After driving for about 15 minutes, our first stop was Sword Pond. According to legend, in the Spring and Autumn Period (770BC-476BC), a talented swordsmith named Ganjian arrived at the mountain.

He and his wife, Moye, forged a special pair of swords at the Emperor Wu's command. To commemorate their legend, the mountain is named after them.

The pond where they forged the swords has become a tourist attraction in itself. Sword Pond abuts a waterfall and is surrounded by greenery.

You can walk down stone roads and wooden steps, following a meandering footpath that passes bamboo forests and a beautiful network of streams and waterfalls. It is easy to walk down, but takes some effort to go back up.

The mountain has numerous trails for hiking or cycling amid the bamboo forest, with a little effort. A round-trip through Dakeng, for example, can take 2 hours.

But if you are in good physical condition, it's worth it. The path offers a breathtaking panorama of the forest and the mountain backdrop opposite you. There is a gentle breeze so you won't feel very hot, and the air is also much cleaner than in the surrounding cities.

Old stone houses

But what truly sets Mogan Mountain apart from other hills are its colonial-style villas hidden among the lush bamboo. These were originally developed during the 1900s by Americans and Europeans to escape the intense summer heat of Shanghai.
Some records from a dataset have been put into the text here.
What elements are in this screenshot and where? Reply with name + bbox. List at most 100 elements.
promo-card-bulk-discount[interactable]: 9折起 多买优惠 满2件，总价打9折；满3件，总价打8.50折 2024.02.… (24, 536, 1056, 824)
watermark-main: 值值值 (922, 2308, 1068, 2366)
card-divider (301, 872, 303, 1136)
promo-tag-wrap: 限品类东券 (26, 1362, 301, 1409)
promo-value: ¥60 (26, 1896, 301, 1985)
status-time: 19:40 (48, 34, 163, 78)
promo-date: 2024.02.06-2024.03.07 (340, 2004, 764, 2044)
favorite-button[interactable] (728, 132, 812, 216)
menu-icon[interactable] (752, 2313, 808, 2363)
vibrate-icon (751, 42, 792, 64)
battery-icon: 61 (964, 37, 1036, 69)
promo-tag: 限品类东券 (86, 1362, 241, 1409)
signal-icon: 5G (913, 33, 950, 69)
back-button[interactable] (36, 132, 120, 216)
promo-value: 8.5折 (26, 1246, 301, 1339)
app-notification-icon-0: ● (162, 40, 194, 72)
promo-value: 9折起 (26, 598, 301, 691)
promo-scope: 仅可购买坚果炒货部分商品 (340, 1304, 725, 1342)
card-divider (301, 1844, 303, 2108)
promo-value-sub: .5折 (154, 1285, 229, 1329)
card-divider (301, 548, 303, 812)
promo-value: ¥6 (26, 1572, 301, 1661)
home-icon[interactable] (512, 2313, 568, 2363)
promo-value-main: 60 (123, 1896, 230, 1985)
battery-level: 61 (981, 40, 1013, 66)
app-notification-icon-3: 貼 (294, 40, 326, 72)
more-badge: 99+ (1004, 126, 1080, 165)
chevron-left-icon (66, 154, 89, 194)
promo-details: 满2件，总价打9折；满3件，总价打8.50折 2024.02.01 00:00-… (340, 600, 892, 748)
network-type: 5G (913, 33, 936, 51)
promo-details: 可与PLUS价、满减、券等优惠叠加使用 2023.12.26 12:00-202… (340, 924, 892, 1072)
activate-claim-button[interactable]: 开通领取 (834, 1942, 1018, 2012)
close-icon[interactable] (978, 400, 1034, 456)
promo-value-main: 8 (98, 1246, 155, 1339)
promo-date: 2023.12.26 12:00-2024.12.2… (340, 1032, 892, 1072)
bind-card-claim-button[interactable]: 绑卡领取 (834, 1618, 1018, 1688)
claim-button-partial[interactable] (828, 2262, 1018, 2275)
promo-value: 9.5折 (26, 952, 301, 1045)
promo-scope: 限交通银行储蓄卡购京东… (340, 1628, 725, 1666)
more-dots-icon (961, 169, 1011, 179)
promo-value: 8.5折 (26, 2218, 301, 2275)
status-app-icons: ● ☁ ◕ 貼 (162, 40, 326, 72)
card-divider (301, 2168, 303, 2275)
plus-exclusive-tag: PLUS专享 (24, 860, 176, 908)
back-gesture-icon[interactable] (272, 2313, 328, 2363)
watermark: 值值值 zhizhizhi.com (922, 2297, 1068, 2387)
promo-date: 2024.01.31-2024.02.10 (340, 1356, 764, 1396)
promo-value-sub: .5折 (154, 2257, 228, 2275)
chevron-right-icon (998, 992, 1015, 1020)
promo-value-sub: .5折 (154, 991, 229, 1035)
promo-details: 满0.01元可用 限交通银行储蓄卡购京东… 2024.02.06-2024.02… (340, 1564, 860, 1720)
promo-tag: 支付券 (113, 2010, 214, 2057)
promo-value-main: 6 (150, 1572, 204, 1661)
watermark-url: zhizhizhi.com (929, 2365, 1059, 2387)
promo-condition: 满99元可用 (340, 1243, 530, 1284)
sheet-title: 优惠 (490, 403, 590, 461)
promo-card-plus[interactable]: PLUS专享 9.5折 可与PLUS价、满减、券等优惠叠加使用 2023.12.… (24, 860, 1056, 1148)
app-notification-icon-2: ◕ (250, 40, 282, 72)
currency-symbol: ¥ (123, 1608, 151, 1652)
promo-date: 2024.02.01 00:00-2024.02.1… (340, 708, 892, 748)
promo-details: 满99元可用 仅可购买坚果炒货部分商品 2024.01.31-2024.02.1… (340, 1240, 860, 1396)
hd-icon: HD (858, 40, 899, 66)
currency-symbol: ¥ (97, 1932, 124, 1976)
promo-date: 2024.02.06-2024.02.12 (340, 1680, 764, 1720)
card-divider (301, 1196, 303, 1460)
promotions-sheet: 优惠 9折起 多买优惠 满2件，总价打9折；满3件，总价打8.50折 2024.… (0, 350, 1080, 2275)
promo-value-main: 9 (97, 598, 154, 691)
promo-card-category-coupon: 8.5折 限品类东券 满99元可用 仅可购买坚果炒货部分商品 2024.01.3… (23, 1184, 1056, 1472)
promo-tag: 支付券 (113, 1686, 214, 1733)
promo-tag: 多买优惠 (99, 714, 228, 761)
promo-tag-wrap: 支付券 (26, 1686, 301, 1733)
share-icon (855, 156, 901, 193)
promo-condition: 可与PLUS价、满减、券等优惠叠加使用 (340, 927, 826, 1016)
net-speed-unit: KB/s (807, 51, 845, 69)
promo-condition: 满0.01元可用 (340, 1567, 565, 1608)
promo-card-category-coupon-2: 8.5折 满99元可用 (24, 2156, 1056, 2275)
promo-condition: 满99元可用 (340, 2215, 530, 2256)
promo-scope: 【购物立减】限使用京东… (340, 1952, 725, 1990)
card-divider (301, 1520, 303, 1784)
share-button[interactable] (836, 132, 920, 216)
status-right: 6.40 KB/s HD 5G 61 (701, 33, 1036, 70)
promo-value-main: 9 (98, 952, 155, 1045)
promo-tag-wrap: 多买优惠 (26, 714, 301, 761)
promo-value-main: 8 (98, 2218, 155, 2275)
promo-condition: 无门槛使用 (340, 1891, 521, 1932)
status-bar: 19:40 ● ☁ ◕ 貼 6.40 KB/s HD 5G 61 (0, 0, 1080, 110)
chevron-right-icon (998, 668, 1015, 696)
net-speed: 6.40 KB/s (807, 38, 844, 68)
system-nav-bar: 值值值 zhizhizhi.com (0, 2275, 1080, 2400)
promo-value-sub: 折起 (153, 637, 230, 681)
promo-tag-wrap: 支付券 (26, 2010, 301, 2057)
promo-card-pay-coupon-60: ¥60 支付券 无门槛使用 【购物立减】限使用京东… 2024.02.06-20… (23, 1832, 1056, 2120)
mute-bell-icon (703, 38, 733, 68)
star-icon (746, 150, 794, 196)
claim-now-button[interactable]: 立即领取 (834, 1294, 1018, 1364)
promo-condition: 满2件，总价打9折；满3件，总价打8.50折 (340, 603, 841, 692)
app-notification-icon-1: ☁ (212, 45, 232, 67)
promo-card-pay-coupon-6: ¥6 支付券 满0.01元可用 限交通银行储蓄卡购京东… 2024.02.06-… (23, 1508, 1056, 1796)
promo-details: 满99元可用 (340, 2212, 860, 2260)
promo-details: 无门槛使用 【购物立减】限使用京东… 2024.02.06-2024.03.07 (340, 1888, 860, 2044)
The homes are well-preserved, with some operating as hotels and guesthouses today.

Among them, No.550 once served as a temporary residence of Chiang Kai-shek when he called a currency reform conference here in 1948.

The two-story stone house (pictured above) still has its original look. The upstairs comprises the bedroom of Chiang and his wife Soong Mei-ling, the reception room and a showroom of documents. The downstairs area holds the meeting room where Chiang and his staff gathered to discuss monetary policy and reforms.

Nearby are other summer homes built for high-ranking officials of the Kuomintang, and the gardens are filled with trees and blossoms. The stone houses are also quite cool to stay in; the rock face shields from sunshine, and the window placements are well-calculated to let in cross breezes.

Another historic site included with the entrance ticket is a villa (below) where Mao Zedong rested during a visit to Mogan Mountain in 1954. There are some historic pictures and material, and the house is decorated very simply with cane furniture.

For lunch, you can dine at restaurants on Shanyin Street. The 300-meter street is a major market in Mogan Mountain, with restaurants, cafes, post offices and a Catholic church.

Strolls here are marked by the chirping of birds, shades of green and distinct Western architectures. Then dining in a house with a hundred years of history gives off the feeling of taking part in the history.

After visiting Mogan Mountain, go down the hill following the driveway that leads to the lake. There are many local farm houses, fresh tea fields and bamboo shoots along the road.

If you're lucky, you'll see chickens and geese crossing the road for a cute little photo op.

On the whole, Mogan Mountain is a well-developed tourist destination. There are volunteers in red vests standing at every corner to disperse the traffic, and if need be, there's a hospital.

Although it was congested during the May Day weekend, we could still move about. One volunteer told me that on weekends there are more people, but fewer visitors on Saturday mornings and Sunday afternoons.